In the latest draft treaty text, the Common Heritage of Mankind is included as an option as part of the general principles and approaches of the treaty, but is not mentioned in the chapter on MGRs. Regardless of whether this concept will be integrated in the text, it appears  that States are trying to establish a global standard of fairness and equity in the utilisation of MGRs. The negotiations have now taken a pragmatic approach that focuses on the practicalities of access and benefit-sharing obligations, although many questions remain unresolved. 
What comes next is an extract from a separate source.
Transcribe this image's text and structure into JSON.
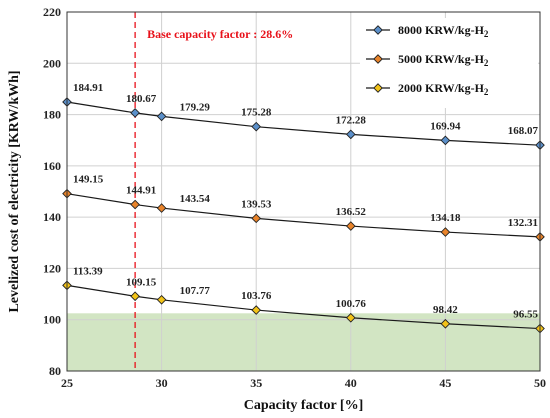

There is for instance no consensus on a range of foundational provisions, such as how MGRs should be defined and whether the scope of the treaty will include derivatives.  Questions also abound in relation to the eventual mechanisms for sharing the benefits: Should benefit-sharing be mandatory or voluntary? Does this include monetary as well as non-monetary benefits, such as access to samples and the sharing of information? When should benefit-sharing obligations be triggered? Who should be responsible for the monitoring of the utilisation of MGRs? How can the future treaty ensure the implementation of benefit-sharing provisions? How can traditional knowledge be taken into account? Who should benefit from benefit-sharing arrangements when considering there are no “providers” of MGRs in ABNJ but only users and non-users? 

Preserving marine scientific research 

Whatever common answer States decide to give to these aforementioned questions, the new high seas biodiversity treaty will undoubtedly shape the future of marine biotechnology, both from a commercial as well as a research perspective.11 In this regard, some scientists have expressed concern that the outcome of the negotiations on the access and benefit sharing regime for MGRs in ABNJ could constrain future research in case the final text will, for example, include obligations to obtain permits and share data or other benefits.12 Another major issue that diplomats will have to address when finalising negotiations on this complex and multifaceted topic.